Sunday, January 6, 2008

SOCIALIZATION

Child Rearing and Education. Like so many aspects of Brazilian life, educational opportunities are tied to social class. Brazil has never invested heavily in public education and most middle-class and elite families send their children to private school. Education is also linked to race and geography. A white person in the Southeast has an average of 6.6 years of schooling, whereas a person of color living in the Northeast has spent an average of just 3.5 years in school.

Despite the low level of funding, the last four decades of the twentieth century witnessed a significant increase in the number of Brazilians attending school and a concomitant rise in the literacy rate— in 2000 about 82 percent of Brazilians are literate. In 1960 almost half the population had little or no schooling, a figure that fell to 22 percent by 1990. Notably, school is one setting in which females are often more successful than males. In some regions of Brazil, girls are more likely than boys to be in school and women tend to be more literate than men.

Higher Education. Two-thirds of all public monies spent on education in Brazil goes to universities, the other third to public primary and secondary schools. While public universities in Brazil—widely considered superior to their private counterparts—charge no tuition, they have very competitive entrance exams which generally favor students who have attended costly private schools with high academic standards.
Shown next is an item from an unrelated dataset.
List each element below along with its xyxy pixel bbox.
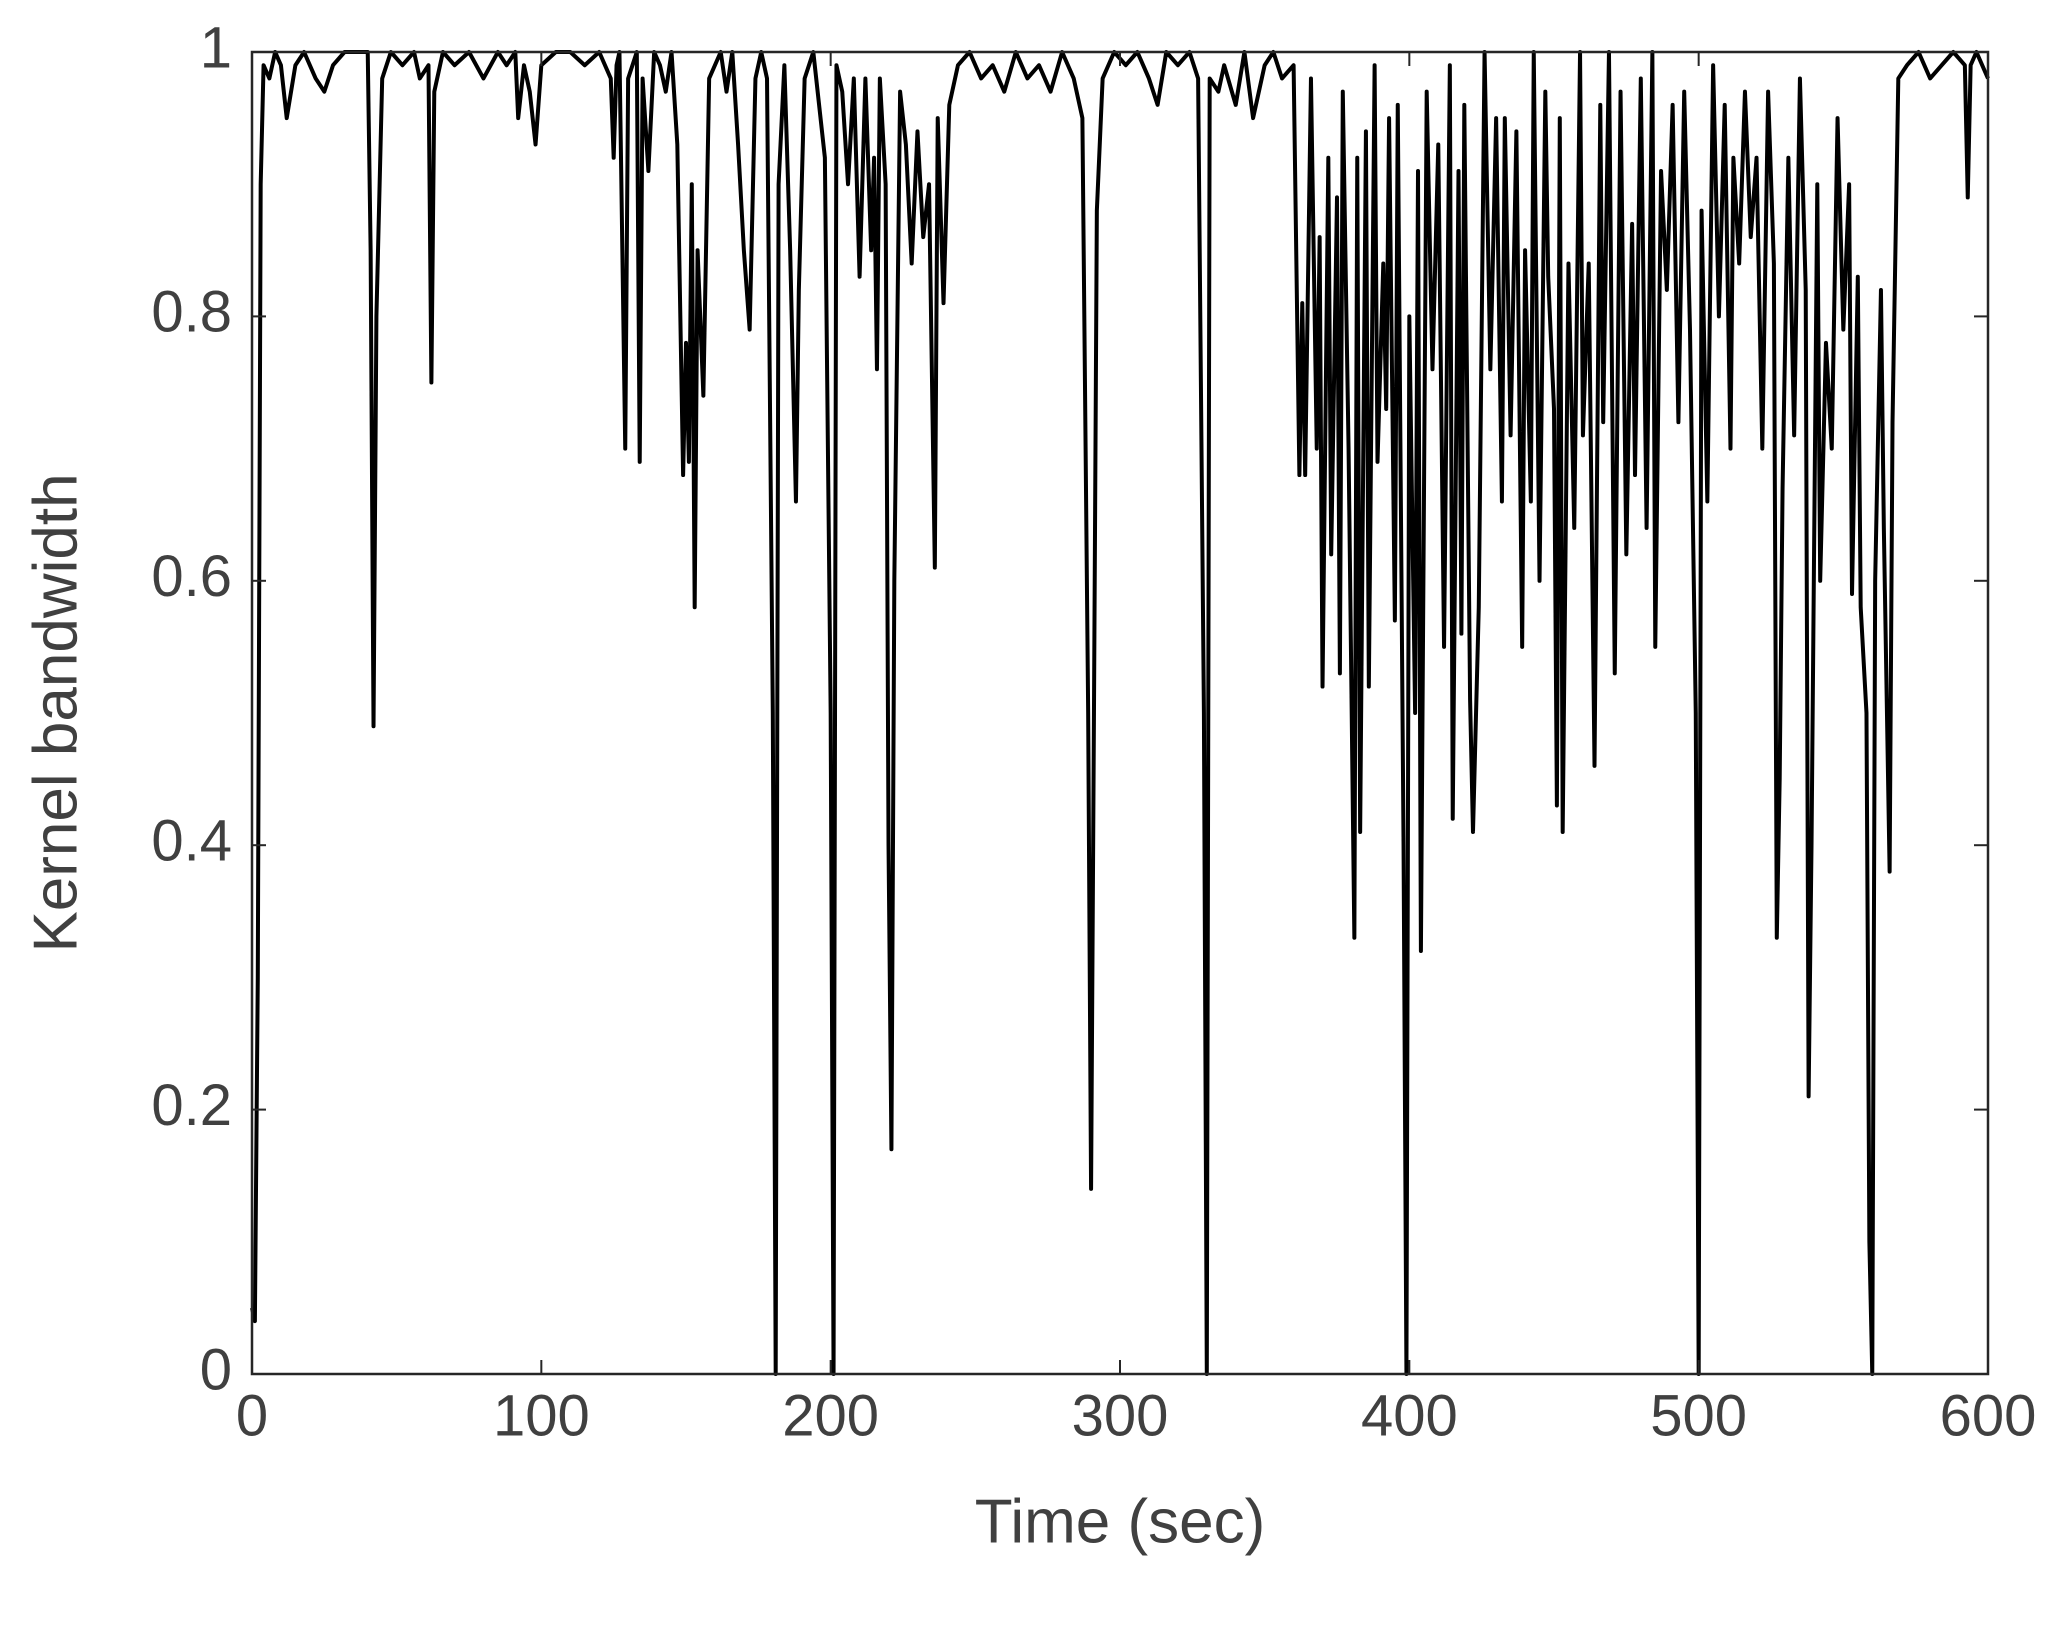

The value placed on higher education by certain segments of Brazilian society may explain why it receives such a large share of revenue. Economic success in Brazil is said to come more from who one knows than what one knows, and where one is educated, influences who one knows. University education then, aside from training students in a particular profession, also confers (or confirms) social status which, in turn, provides the personal connections that can influence future success.